COLUMN: Ransdell’s powerful influence on athletics at WKU

John Reecer is the sports editor of the College Heights Herald during the spring 2016 semester.

John Reecer

Many people understand that all it takes to make a difference can be the dedication of just one person.

In the last 20 years at WKU, no one has made a larger impact on campus than President Gary Ransdell.

Ransdell’s time at WKU has featured unprecedented growth in several areas of collegiate life. The area that has arguably experienced the most growth during his tenure is WKU athletics.

It’s important to understand there are other aspects of college life that are very important to the overall growth of a university, and not everyone views sports as the most important of these.

That debate aside, one cannot underestimate the impact a successful sports program can have on a college campus.

For example, after quarterback Johnny Manziel won the Heisman Trophy and led the Texas A&M Aggies to a banner season in football in 2012, the school saw its highest enrollment in history during the following fall semester as a record 9,710 freshmen arrived on campus.

Like Manziel at A&M, Ransdell has made a big impact on sports programs at WKU. In Ransdell’s case, his work has been behind the scenes.

In perhaps his most significant contribution to sports on this campus, Ransdell successfully negotiated the move to Conference USA in 2014.

This move from the Sun Belt Conference was visionary; the future of the athletic program at WKU was ensured in a conference with wider renown and a higher level of play.

In the 2014-15 school year, WKU’s first season in the conference, athletic programs set a C-USA record by bringing home eight conference championships.

Since Ransdell’s first year as president, Hilltopper athletic programs have won over 100 total conference championships in less than 20 years.
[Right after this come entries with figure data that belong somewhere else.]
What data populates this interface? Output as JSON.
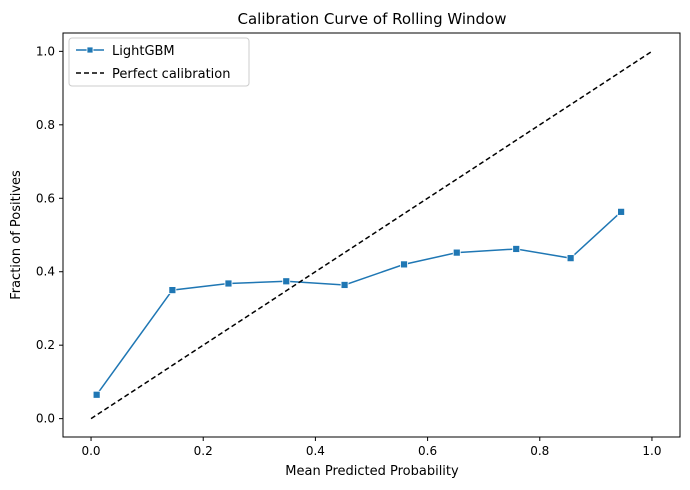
{
  "chart_data": {
    "type": "line",
    "title": "Calibration Curve of Rolling Window",
    "xlabel": "Mean Predicted Probability",
    "ylabel": "Fraction of Positives",
    "xlim": [
      -0.05,
      1.05
    ],
    "ylim": [
      -0.05,
      1.05
    ],
    "xticks": [
      0.0,
      0.2,
      0.4,
      0.6,
      0.8,
      1.0
    ],
    "yticks": [
      0.0,
      0.2,
      0.4,
      0.6,
      0.8,
      1.0
    ],
    "xtick_labels": [
      "0.0",
      "0.2",
      "0.4",
      "0.6",
      "0.8",
      "1.0"
    ],
    "ytick_labels": [
      "0.0",
      "0.2",
      "0.4",
      "0.6",
      "0.8",
      "1.0"
    ],
    "grid": false,
    "legend_position": "top-left",
    "series": [
      {
        "name": "LightGBM",
        "style": "solid",
        "marker": "square",
        "color": "#1f77b4",
        "x": [
          0.01,
          0.145,
          0.245,
          0.348,
          0.452,
          0.558,
          0.652,
          0.758,
          0.855,
          0.945
        ],
        "y": [
          0.065,
          0.35,
          0.368,
          0.374,
          0.364,
          0.42,
          0.452,
          0.462,
          0.437,
          0.563
        ]
      },
      {
        "name": "Perfect calibration",
        "style": "dashed",
        "marker": "none",
        "color": "#000000",
        "x": [
          0.0,
          1.0
        ],
        "y": [
          0.0,
          1.0
        ]
      }
    ]
  }
}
The football team even captured the NCAA Division I-AA National Championship in 2002.

Ransdell concentrated a large amount of time on improving the football program in particular.

His most notable contribution to the team was his leadership during Smith Stadium’s renovation, which began in April 2006.

The renovation featured construction of a new west side for the stadium as well as significant improvements on the stadium’s existing east side.

A berm was also constructed to give fans a new and entertaining way to watch the game. The stadium’s capacity now stands at 22,113.  

Ransdell was also instrumental in the football program’s move from Division I-AA to Division I-A of FBS, where the program is quickly gaining national recognition.

WKU ended the 2015 season ranked No. 24 overall in the final AP poll having defeated the University of South Florida for WKU’s second consecutive bowl win.

Despite the growth and progress Ransdell has encouraged, the president did not shy from taking decisive action with an athletic program in spring 2015.

Together, Ransdell and Athletic Director Todd Stewart suspended the men’s and women’s swimming and diving program for five years when the program was accused of multiple violations regarding hazing, drug paraphernalia and sexual assault.

Ransdell and Stewart’s decision sent a clear message: acts that violated campus policy and undermined WKU’s goals for a positive university experience would not be tolerated.

No matter how we remember Ransdell’s time as president, his contributions to athletics at WKU were done with class, morality and a visionary commitment to consistent growth.